$p$ is prime. Show that $\mathbb Z/p\mathbb Z$ is a field

Question

Let $p$ ∈ $\mathbb N$ be a prime number. Show that $\mathbb Z/p\mathbb Z$ contains no zero-divisors except $0$, hence ($\mathbb Z/p\mathbb Z$)$^∗$ = {$1, 2, . . . , p − 1$}, and $\mathbb Z/p\mathbb Z$ is a field. Where ($\mathbb Z/p\mathbb Z$)$^∗$ is the set of units.

My attempt:

Suppose $ab=0$ for $b\ne 0$. Then $ab\equiv 0\mod p$ and so $p$ divides the product $ab$. Since $p$ is a prime, it follows that $p$ divides a factor. So $p\mid a$ or $p\mid b$. But $b\ne 0$ and so $p\mid a$, i.e., $a\equiv 0\mod p$, i.e., $a=0$ in ${\Bbb Z}_p$.

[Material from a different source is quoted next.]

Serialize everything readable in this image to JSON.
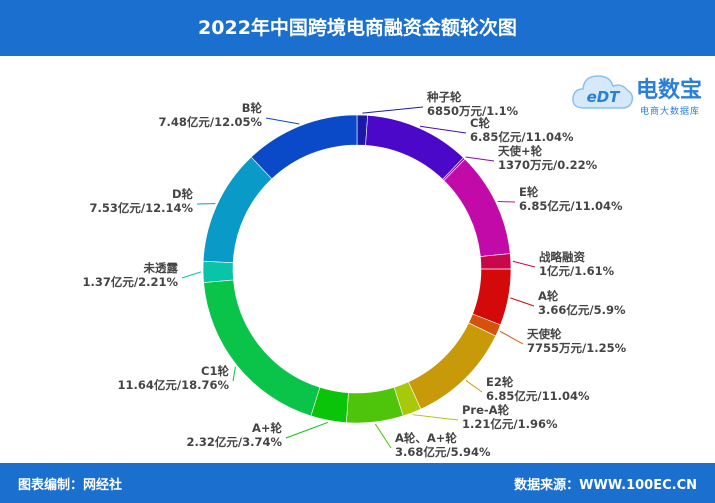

Now, for the "hence ($\mathbb Z/p\mathbb Z$)$^∗$ = {$1, 2, . . . , p − 1$}" part, I know that $\mathbb Z/p \mathbb Z$ = {$0,1,2,...,p-1$} and I already proved in a previous part of this problem that an element in a ring is either a zero-divisor or a unit. And thus, since $0$ is the zero-divisor, then all the other elements of $\mathbb Z/p \mathbb Z$ are units, therefore ($\mathbb Z/p\mathbb Z$)$^∗$ = {$1, 2, . . . , p − 1$}. Is this correct?

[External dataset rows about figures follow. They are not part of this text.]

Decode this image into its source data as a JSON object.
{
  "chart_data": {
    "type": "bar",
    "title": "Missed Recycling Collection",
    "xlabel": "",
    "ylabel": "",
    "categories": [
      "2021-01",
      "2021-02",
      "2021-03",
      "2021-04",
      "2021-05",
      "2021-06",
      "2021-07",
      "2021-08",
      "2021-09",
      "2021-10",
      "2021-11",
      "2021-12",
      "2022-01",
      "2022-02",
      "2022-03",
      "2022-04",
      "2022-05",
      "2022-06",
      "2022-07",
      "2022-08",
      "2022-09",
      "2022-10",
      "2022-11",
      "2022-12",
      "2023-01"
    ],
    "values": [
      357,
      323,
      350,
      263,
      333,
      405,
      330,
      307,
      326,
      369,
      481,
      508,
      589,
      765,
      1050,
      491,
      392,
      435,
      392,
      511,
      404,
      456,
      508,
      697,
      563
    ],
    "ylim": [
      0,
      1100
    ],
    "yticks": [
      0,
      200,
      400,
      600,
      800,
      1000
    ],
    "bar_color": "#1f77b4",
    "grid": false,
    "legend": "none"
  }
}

For the "$\mathbb Z/p\mathbb Z$ is field" part, I know that a field is a commutative ring, so all I have to do here is to show that $\mathbb Z/p\mathbb Z$ is commutative? And if so, how can I do that?

Answer 1

''Now, for the "hence (Z/pZ)∗ = {1,2,...,p−1}" part, I know that Z/pZ = {0,1,2,...,p−1} and I already proved in a previous part of this problem that an element in a ring is either a zero-divisor or a unit. And thus, since 0 is the zero-divisor, then all the other elements of Z/pZ are units, therefore (Z/pZ)∗ = {1,2,...,p−1}. Is this correct?''

In the previous part you proved that the ring contains no zero divisors. By definition, zero is not a zero divisor.

But this does not imply that the ring is a field, i.e., all nonzero divisors are units. For instance, the ring of integers contains no zero divisors, but only $\pm 1$ are units.

To show that ${\Bbb Z}_p$ is a field, it is clear from the construction that it is a commutative quotient ring with elements $0,1,\ldots,p-1$.

Take a nonzero element $a$. Then $\gcd(a,p)=1$ and so by Bezout's theorem,

$ra+sp=1$

for some integers $r,s$. Thus $ra\equiv 1\mod p$, i.e., $ra=1$ in ${\Bbb Z}_p$. Thus $a$ is invertible with inverse $a^{-1}=r$.

Answer 2

Note that not all commutative rings are fields; a field is a commutative division ring, which means that there are no zero divisors (as shown in the first part). So the division ring part is done and we are left with commutativity. Now, $\mathbb Z/p\mathbb Z$ is constructed as the integers modulo $p$, so the fact that it is commutative follows simply fro the fact that $\mathbb Z$ is commutative.

Answer 3

You could prove that $\mathbb Z /p\mathbb Z$ is commutative with a direct proof. However it’s interesting to understand this more general result: Quotient Ring of Commutative Ring is Commutative and to apply it to your special case noting that $\mathbb Z$ is a commutative ring.

It is true that units are non zero divisors here as we’re considering a finite ring. This is not true in general.

Answer 4

This answer only deals with commutativity.

For $n,m\in\mathbb Z$ on base of commutativity of multiplication in $\mathbb Z$ we find by applying definition of multiplication in $\mathbb Z/p\mathbb Z$: $$(n+p\mathbb Z)(m+p\mathbb Z):=nm+p\mathbb Z=mn+p\mathbb Z=(m+p\mathbb Z)(n+p\mathbb Z)$$

Answer 5

p is prime implies $p\mathbb{Z}$ is maximal ideal (as well as prime) of $\mathbb{Z} $ Then quotient ring is a field.